The take-away from this example is that while we may be getting closer to the beginning of a period of long-term resilience (because the Macro MRI is at a low level – 32nd percentile), the key issue for us is what takes place between now and then.

Current Valuation Levels

While our MRI-based system does not consider valuation (e.g., price-to-earnings, price-to-book), valuation is another useful metric to assess the condition of the market. At this time, the price of the DJIA is high compared to the DJIA companies’ recent earnings and the book value of their assets. I will focus on the price-to-book ratio because earnings are questionable right now, considering the economic shutdown. The current price-to-book ratio for the DJIA is 4.6. This means that for the typical DJIA company, the current price is 4.6 times the recent book value of the company.

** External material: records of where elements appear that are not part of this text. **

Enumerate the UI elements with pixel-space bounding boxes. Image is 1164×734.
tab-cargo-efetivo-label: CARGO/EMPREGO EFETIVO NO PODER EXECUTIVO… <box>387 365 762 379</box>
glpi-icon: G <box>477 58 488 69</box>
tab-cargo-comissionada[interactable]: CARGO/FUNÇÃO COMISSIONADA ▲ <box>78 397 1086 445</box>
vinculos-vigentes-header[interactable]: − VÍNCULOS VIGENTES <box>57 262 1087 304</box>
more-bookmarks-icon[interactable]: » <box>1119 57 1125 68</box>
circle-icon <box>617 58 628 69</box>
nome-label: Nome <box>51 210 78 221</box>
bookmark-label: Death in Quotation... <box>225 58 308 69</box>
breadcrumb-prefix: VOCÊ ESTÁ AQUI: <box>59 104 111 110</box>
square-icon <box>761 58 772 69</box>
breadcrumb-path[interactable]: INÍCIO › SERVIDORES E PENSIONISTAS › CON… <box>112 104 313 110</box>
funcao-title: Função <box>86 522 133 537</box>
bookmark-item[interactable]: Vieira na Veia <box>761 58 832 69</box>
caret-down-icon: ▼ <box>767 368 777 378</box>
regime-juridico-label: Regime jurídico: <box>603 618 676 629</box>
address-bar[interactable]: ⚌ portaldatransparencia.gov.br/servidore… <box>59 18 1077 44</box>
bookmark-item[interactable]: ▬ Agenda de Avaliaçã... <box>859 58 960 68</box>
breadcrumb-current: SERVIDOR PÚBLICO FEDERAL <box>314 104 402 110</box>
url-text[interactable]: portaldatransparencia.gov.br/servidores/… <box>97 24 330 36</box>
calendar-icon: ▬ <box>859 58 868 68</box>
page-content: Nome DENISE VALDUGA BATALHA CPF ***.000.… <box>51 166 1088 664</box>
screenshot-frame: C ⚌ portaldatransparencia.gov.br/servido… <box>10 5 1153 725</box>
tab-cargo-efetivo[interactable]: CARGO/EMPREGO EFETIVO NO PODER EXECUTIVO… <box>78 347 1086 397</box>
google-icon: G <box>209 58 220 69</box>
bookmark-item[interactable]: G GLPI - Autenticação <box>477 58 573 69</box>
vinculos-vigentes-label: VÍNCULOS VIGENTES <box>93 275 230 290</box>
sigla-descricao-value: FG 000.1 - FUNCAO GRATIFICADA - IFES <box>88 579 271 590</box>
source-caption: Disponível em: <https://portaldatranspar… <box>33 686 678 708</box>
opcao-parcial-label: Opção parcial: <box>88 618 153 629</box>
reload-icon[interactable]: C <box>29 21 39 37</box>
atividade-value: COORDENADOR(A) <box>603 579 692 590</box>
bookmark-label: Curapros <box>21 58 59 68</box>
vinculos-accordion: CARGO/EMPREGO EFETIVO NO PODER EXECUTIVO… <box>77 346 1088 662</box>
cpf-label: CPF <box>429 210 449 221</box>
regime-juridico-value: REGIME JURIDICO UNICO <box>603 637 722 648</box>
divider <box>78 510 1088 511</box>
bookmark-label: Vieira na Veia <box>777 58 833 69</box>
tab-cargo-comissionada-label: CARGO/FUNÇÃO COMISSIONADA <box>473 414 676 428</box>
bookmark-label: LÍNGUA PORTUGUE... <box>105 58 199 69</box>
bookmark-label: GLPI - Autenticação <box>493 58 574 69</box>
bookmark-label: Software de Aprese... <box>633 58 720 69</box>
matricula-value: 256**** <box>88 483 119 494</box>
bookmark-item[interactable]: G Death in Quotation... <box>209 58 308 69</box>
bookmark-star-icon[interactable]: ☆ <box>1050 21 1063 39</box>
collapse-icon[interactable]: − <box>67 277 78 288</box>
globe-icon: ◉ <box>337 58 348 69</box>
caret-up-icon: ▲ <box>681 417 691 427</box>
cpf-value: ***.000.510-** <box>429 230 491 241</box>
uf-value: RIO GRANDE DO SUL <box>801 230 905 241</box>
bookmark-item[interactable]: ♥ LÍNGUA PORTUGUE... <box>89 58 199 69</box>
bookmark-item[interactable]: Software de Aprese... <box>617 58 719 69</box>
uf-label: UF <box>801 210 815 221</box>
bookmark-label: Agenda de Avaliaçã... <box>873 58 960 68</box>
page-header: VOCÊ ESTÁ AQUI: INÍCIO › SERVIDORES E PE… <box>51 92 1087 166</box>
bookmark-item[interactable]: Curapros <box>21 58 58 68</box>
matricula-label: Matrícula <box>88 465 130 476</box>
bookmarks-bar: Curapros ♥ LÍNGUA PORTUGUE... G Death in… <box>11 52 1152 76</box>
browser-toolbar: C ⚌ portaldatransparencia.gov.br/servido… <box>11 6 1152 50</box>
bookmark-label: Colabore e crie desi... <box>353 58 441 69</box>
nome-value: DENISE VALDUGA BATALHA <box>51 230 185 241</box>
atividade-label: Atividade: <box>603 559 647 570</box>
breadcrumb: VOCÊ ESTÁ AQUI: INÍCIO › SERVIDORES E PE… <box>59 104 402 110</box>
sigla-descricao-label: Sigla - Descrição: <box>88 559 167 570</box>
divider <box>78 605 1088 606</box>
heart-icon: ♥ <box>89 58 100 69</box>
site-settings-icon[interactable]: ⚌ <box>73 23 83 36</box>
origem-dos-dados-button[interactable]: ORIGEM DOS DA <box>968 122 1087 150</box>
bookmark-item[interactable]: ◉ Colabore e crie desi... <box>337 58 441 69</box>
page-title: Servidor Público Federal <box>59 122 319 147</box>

The last time this ratio was this high was in late 2007, just before the major decline of 2008. Before that, the price-to-book was this high in early 2000, just as the internet bubble was collapsing. Thus, when the DJIA has been at similarly high valuation measures over the last 20 years, price declines have followed. These valuation measures support us being conservative (low exposure to DJIA-linked ETFs) at this time.  That said, interest rates have been higher over the last few decades than they are now, and today’s very low interest rate environment may simply tolerate higher valuation measures, all else equal.  Thus, I do not consider this valuation level as a conclusive indicator of an imminent major decline.  


Between now and the next period of high Macro MRI resilience, we may experience price declines that move the index toward more reasonable price valuations. While our being out of the market may be painful, there are currently good reasons to stay with the disciplines and wait for the market to be more resilient.

Under Development: Add-In Sleeves

The 2020 Recovery portfolio introduced earlier this year has performed well, but switching to it was too abrupt for many subscribers. The switch would have changed the overall risk profile of their accounts to much for comfort.

I am developing a method to move more gradually into this type of special situation investment. I am creating what I am calling “Add-In Sleeves,” which a subscriber can combine with their current model portfolio in a more gradual way over time. Recall that our model portfolios have “sg” numbers, which refers to sleeve groups, such as the Diamond-Onyx Mix. “Diamond” is one sleeve. “Onyx” is another. I am making it easier for users to add an additional sleeve of their choice.

One add-in sleeve is the “2020 Recovery” sleeve. This is very similar to the 2020 Recovery Portfolio that has been in the publications for several months.

Another add-in sleeve what I call the “Emerald Innovation” sleeve. This is useful for subscribers wanting to invest in longer term mega trends such as the decarbonization of energy and technological innovation.

Users can add one of these sleeves to the current model portfolio using a modified Shares-to-Trade worksheet. They can add, say, 5% or 10% of their account into these sleeves and change this amount over time if desired.

Thus, if you currently use Diamond (sg131) and would like to add in the 2020 Recovery sleeve, you can easily do so. I will describe these sdd-in sleeves after further development over the next few weeks.

Please note that these new capabilities will not require you to change what you are doing.